榎戸 「僕が書いていいのかな」という思いはありましたが、第1期のアニメも見ていましたし、監督も一緒に変わるということだったので、お受けしました。現作を何度も読んでみて、国内編と巴里編で大きく空気が変わっていたことも大きかったと思います。

−−どう変わりましたか

榎戸 国内編は音大を舞台に音楽をテーマとした若者たちの物語だったのが、巴里編になってのちに大音楽家になる人の若き日々を描く物語になったと思うんです。千秋だけでなくのだめも同じです。僕の中では二人は「やがてすごくなる人」という前提で脚本を書いてます。

−−具体的には?

榎戸 千秋はパリで小さなオーケストラの指揮者になるわけですが、のだめもお城でのリサイタルをきっかけに、自分は演奏家であるということに気がつきます。二人の進むべき道が見えてきたというのがポイントですね。
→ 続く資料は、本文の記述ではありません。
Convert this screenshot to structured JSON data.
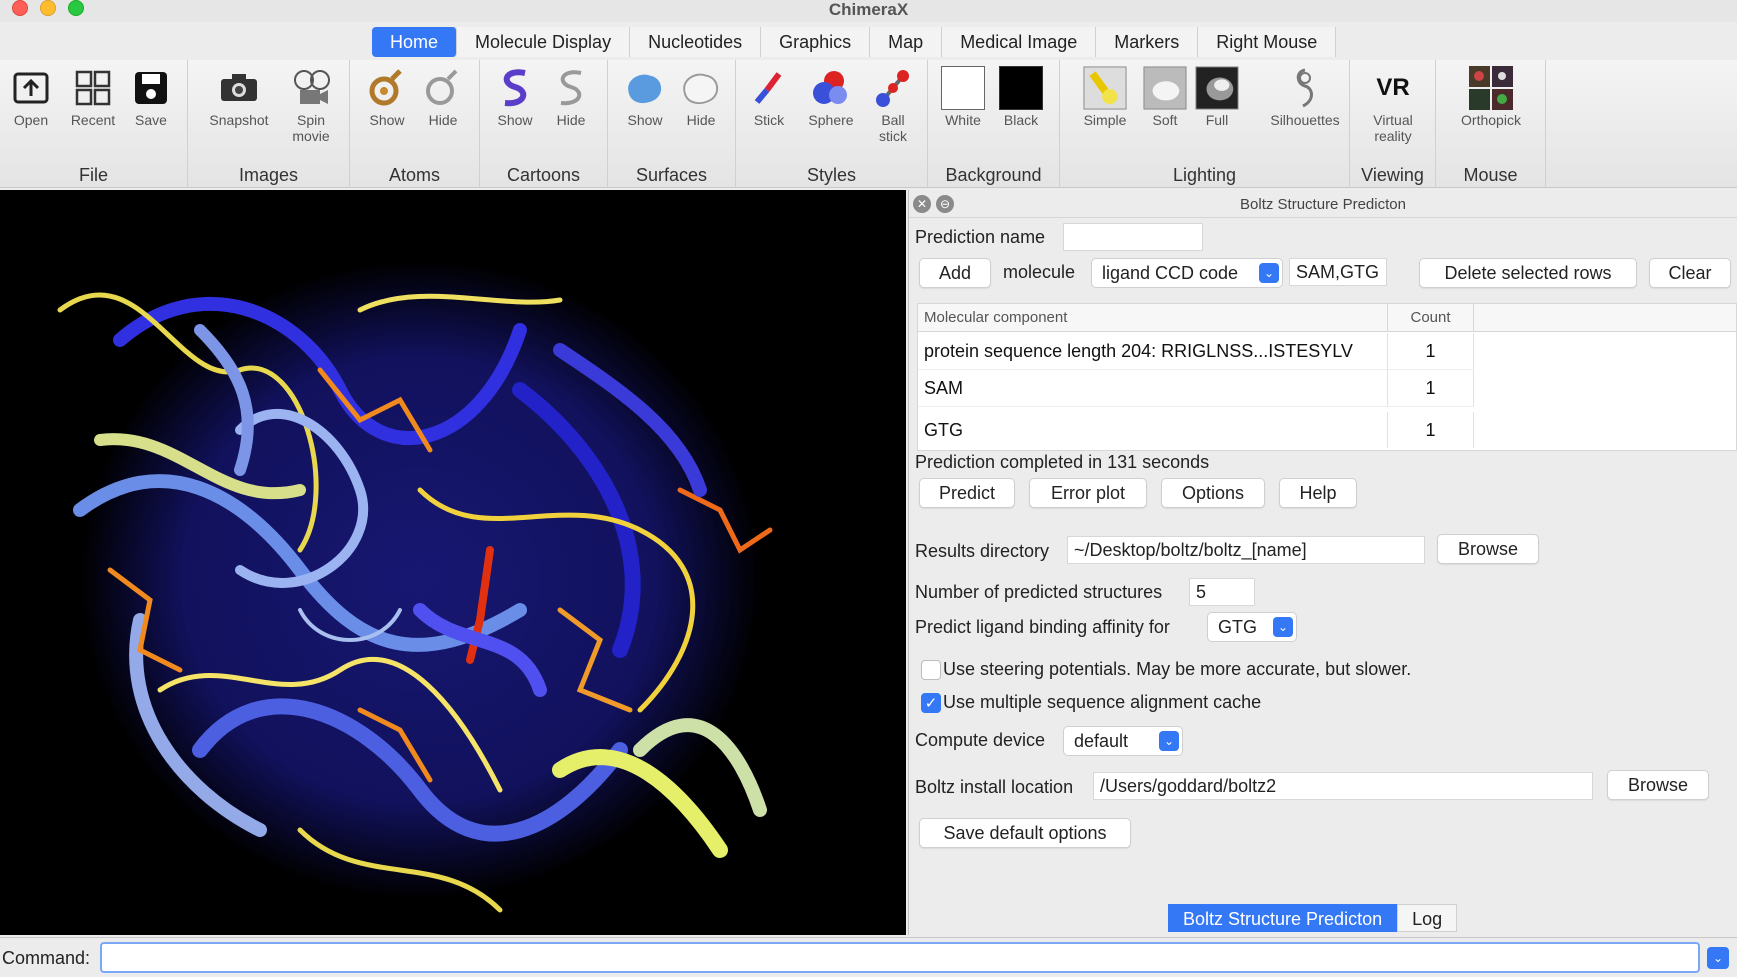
{
  "app": {
    "title": "ChimeraX"
  },
  "tabs": [
    {
      "label": "Home"
    },
    {
      "label": "Molecule Display"
    },
    {
      "label": "Nucleotides"
    },
    {
      "label": "Graphics"
    },
    {
      "label": "Map"
    },
    {
      "label": "Medical Image"
    },
    {
      "label": "Markers"
    },
    {
      "label": "Right Mouse"
    }
  ],
  "toolbar": {
    "file": {
      "label": "File",
      "open": "Open",
      "recent": "Recent",
      "save": "Save"
    },
    "images": {
      "label": "Images",
      "snapshot": "Snapshot",
      "spin1": "Spin",
      "spin2": "movie"
    },
    "atoms": {
      "label": "Atoms",
      "show": "Show",
      "hide": "Hide"
    },
    "cartoons": {
      "label": "Cartoons",
      "show": "Show",
      "hide": "Hide"
    },
    "surfaces": {
      "label": "Surfaces",
      "show": "Show",
      "hide": "Hide"
    },
    "styles": {
      "label": "Styles",
      "stick": "Stick",
      "sphere": "Sphere",
      "ball1": "Ball",
      "ball2": "stick"
    },
    "background": {
      "label": "Background",
      "white": "White",
      "black": "Black"
    },
    "lighting": {
      "label": "Lighting",
      "simple": "Simple",
      "soft": "Soft",
      "full": "Full",
      "silhouettes": "Silhouettes"
    },
    "viewing": {
      "label": "Viewing",
      "vr_icon": "VR",
      "vr1": "Virtual",
      "vr2": "reality"
    },
    "mouse": {
      "label": "Mouse",
      "orthopick": "Orthopick"
    }
  },
  "panel": {
    "title": "Boltz Structure Predicton",
    "prediction_name_label": "Prediction name",
    "prediction_name_value": "",
    "add_button": "Add",
    "molecule_label": "molecule",
    "molecule_type": "ligand CCD code",
    "molecule_value": "SAM,GTG",
    "delete_rows_button": "Delete selected rows",
    "clear_button": "Clear",
    "table": {
      "headers": [
        "Molecular component",
        "Count"
      ],
      "rows": [
        {
          "component": "protein sequence length 204: RRIGLNSS...ISTESYLV",
          "count": "1"
        },
        {
          "component": "SAM",
          "count": "1"
        },
        {
          "component": "GTG",
          "count": "1"
        }
      ]
    },
    "status": "Prediction completed in 131 seconds",
    "predict_button": "Predict",
    "error_plot_button": "Error plot",
    "options_button": "Options",
    "help_button": "Help",
    "results_dir_label": "Results directory",
    "results_dir_value": "~/Desktop/boltz/boltz_[name]",
    "browse_button": "Browse",
    "num_structures_label": "Number of predicted structures",
    "num_structures_value": "5",
    "affinity_label": "Predict ligand binding affinity for",
    "affinity_value": "GTG",
    "steering_label": "Use steering potentials.  May be more accurate, but slower.",
    "steering_checked": false,
    "msa_cache_label": "Use multiple sequence alignment cache",
    "msa_cache_checked": true,
    "compute_device_label": "Compute device",
    "compute_device_value": "default",
    "install_location_label": "Boltz install location",
    "install_location_value": "/Users/goddard/boltz2",
    "browse2_button": "Browse",
    "save_defaults_button": "Save default options",
    "bottom_tabs": [
      "Boltz Structure Predicton",
      "Log"
    ]
  },
  "command": {
    "label": "Command:",
    "value": ""
  }
}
しかも、進む道は違うのに、壁に当たった時はお互いの存在が大事で、二人の関係性がやはり面白いのだと思います。

−−二人とも成長しているということでしょうか

榎戸 のだめの成長は特にストレートだと思いますよ。自分のピアノが「千秋だけのもの」ではなくなっているわけですから。それでも、千秋から離れるわけじゃない。男女関係として理想的ではないでしょうか。ただ恋愛の要素は難しい。二人って、実際どうなの?っていうのは僕も知りたいくらいですが、実は見ている人、ファンの人みんなが気になる部分だと思うんです。

−−全話を担当されての感想は

榎戸 僕は、現作ものはなるべく原作通りにやりたいので、今回も脚本というよりは脚色のつもりで書いてます。11話ということなので時間が足りなかったかなというのが正直なところですが、きりのいいところで終わりますので最後まで見てくださるとうれしいです。

えのきど・ようじ=63年滋賀県生まれ。「美少女戦士セーラームーン」シリーズや「新世紀エヴァンゲリオン」など、アニメの脚本を多数手がける。